Continuous Values and Baselines
eagereyes 2013-04-29
One of the most common mistakes people make when creating charts is to cut off the vertical axis. But why is that a problem? And what can you do when you need to show data where the amount of change is small compared to the absolute values?
When we think of continuous data, we almost always think of values that have a meaningful zero. There is no question what an amount of money is measured from, we understand the meaning of zero money. The same is true for most other things: length, weight, volume, etc. all have an obvious zero. It doesn’t matter what unit you use, zero meters is zero feet is zero furlongs is zero lightyears.
As a consequence, we can think in terms of multiples, without even caring about units. Something being twice as heavy as something else is meaningful independently of whether you weigh using pounds or kilograms, and something is twice expensive whether you pay in Euros or Dollars or Yen.
Bars: Length Is Just Another Unit
When data gets mapped to visual variables for visualization, we tend to make the same assumptions. A bar that is twice as long represents a value that’s twice as big. But that is only true if that bar starts from zero. If it was cut off, that is no longer true.
The following image shows the monthly sales of a fictitious coffee chain over a few months. The left bar chart starts at zero, the right one at $29K. Notice the difference?
In the right-hand chart, the bar for February appears to be roughly twice as high as the one for January. Twice the bar size means twice the value, right? But looking at the chart on the left, it’s obvious that the change is rather small.
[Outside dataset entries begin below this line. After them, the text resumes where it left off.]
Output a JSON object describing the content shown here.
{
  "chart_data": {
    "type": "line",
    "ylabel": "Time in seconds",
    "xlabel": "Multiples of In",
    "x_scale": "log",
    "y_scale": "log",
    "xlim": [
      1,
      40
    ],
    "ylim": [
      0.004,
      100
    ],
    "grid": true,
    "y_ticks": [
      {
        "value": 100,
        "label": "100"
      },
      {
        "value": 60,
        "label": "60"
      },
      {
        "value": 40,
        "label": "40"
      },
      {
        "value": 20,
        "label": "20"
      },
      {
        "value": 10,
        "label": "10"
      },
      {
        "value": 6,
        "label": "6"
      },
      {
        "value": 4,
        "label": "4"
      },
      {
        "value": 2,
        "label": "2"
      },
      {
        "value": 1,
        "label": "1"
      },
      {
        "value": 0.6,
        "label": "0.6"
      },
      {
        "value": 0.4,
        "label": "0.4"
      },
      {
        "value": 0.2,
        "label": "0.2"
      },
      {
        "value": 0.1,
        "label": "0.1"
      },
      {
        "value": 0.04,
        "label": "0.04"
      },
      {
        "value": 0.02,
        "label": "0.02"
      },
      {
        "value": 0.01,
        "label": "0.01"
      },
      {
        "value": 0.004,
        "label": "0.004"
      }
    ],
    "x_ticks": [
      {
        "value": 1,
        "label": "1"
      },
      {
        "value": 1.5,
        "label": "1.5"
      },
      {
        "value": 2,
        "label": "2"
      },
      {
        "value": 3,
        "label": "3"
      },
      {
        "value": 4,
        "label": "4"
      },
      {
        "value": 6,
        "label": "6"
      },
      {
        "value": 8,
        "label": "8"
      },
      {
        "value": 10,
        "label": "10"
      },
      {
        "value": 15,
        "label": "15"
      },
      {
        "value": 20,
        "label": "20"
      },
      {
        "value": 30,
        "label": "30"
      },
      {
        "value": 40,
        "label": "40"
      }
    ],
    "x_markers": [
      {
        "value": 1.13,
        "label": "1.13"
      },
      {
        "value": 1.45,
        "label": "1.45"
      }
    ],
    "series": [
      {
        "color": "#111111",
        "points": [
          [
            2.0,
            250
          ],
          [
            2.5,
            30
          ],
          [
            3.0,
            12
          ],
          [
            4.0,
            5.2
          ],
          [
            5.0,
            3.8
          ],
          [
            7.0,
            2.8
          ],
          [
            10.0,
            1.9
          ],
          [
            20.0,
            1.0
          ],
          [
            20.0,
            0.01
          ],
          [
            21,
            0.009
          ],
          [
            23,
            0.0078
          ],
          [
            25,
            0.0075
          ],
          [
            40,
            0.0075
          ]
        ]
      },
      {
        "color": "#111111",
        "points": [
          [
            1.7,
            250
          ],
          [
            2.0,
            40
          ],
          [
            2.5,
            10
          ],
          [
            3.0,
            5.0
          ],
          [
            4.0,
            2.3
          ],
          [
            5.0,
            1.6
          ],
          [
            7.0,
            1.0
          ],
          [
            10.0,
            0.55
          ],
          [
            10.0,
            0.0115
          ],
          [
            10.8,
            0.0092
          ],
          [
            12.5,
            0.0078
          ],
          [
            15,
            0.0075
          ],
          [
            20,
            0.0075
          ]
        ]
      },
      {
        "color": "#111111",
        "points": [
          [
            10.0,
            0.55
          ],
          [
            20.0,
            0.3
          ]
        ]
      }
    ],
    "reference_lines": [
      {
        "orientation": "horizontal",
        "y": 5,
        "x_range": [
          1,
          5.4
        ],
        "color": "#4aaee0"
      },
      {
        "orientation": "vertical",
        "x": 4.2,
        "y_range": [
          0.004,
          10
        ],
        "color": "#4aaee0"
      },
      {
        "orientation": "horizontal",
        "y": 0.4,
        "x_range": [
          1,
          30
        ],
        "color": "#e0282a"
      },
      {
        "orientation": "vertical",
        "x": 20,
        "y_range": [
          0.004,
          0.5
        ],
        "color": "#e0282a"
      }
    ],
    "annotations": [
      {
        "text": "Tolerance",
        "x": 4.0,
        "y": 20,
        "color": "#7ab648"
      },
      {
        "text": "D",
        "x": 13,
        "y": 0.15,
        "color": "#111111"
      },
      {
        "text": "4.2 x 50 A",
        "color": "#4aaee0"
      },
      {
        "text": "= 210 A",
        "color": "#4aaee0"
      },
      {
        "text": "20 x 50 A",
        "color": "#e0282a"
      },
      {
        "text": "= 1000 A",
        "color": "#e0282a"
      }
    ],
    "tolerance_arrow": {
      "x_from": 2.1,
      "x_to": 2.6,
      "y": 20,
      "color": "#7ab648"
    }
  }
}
The first thing to do when looking at a chart, therefore, is to make sure you understand the vertical axis. If it starts at 0, it is much easier to read the chart without being misled.
Lines Don’t Need Baselines?
Some people suggest that in contrast to bar charts, line charts are not sensitive to the baseline problem. However, I disagree. Look at the same data as before, this time shown as a line chart.
Is the change not much more dramatic in the right-hand part of this image? The line chart maps the value to vertical position rather than length, which is less obviously connected to the axis. But when the points are connected, we tend to think in terms of the distance from the axis, not in terms of a few points floating in space.
Line charts with a non-zero baseline are very common. They are still problematic, however, because the apparent change can be deceiving. Having to look at the numbers on the axis to figure out the amount of change requires a lot more mental work and partly defeats the point of the chart.
Mapping Change
So what alternative do we have when we want to create a chart that makes the change visible, but the amount of change is small compared to the absolute values? One way is to plot the change separately. This could be done as percent or absolute difference, here it is absolute difference (same values shown as lines and bars).
Now the scale for the amount is independent of the scale for the change. This also makes it easy to see whether the change is positive or negative, because the relation with the zero line is very visually salient (especially when using bars). Also, the rate of change is much more obvious. While that can be seen in the bar and line charts, it is much harder to get a good sense of it.
Showing small changes in large values is a challenge, but it helps to ask, what do we care about here? What do we need to know? That should guide the way the data is shown.